カネダは言い争うエネルギーに枯渇したらしく、ただ丸いアゴで通路の先をさした。

――たった1日。


たった1日で、二つの勢力に二分されてしまった。

カネダに強気で対応してみたものの、奴隷が日を追うにつれ増加してゆくのは明白に思える。

憂理は倉庫のドア前から離れ、アテもなく歩き始めた。


鈍い動きで足を進めるが、それに反比例するかのように思考がフル回転している。半村がどうであれ、三日もすれば空腹に投降する者が続出するに違いない。

それまでに食糧の手配をし、脱走の段取りもつけねばならない。


半村が今後どのようにしたいのか、憂理にはまるで見当がつかないが、暴君が名君になる可能性は絶無といっていい。どう足掻いたって、ライオンは草食にはなれないのだ。

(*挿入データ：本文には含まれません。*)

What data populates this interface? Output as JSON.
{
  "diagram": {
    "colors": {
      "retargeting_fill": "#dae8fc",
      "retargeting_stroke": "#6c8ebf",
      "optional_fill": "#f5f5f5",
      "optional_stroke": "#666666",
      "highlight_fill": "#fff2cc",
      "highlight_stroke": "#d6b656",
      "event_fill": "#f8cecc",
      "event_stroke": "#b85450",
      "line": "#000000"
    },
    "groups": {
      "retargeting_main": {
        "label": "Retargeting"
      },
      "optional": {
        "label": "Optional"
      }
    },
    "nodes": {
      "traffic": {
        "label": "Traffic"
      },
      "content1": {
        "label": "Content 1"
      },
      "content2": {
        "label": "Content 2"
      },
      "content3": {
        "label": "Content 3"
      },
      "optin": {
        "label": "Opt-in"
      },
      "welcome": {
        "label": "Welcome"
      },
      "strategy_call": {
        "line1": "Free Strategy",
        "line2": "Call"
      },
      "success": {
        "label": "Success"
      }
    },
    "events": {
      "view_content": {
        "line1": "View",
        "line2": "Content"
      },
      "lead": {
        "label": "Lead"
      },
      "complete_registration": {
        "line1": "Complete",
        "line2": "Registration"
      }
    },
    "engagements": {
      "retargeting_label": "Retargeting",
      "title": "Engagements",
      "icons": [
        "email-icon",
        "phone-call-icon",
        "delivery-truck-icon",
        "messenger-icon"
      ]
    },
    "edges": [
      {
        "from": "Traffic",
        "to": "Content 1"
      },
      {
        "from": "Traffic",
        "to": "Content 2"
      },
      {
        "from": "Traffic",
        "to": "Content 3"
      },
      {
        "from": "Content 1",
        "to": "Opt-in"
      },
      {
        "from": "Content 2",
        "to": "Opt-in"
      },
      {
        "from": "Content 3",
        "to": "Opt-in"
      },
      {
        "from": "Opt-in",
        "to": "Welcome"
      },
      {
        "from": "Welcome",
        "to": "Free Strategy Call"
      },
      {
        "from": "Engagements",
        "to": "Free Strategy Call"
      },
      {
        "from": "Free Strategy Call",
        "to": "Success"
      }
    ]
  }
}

彼は殺人者で、もう引き返せない。それは本人が一番理解しているハズである。


後戻り出来ない一方通行の道を、暴力という名のアクセルを目一杯に踏み込んで疾走してゆくのみ。憂理は様々な可能性を思いつくかぎりに挙げてみた。


半村の暴走が帰結する先はいくつあるだろう?

思いつくいくつもの終幕。


そのなかの一つだけは、誰にも言えやしない。もし、問われても憂理は『気付いていない』フリをするだろう。有り得ない、とは言えない。

あってはならない可能性。


一方通行の果てにある無数の選択肢のなかで、一番選ばれて欲しくない終幕の脚本。それを選べば、誰が従順で、誰が反抗したかなど取るに足らない事実となる。いや、事実であった事すら意味を無くす。


憂理はひとり呟いた。


「……皆殺し」


証人も、目撃者も奴隷も反逆者も学長も、施設内にいる者、全て。目撃者を、一人の例外もなく。そうすれば、すべて無に帰する。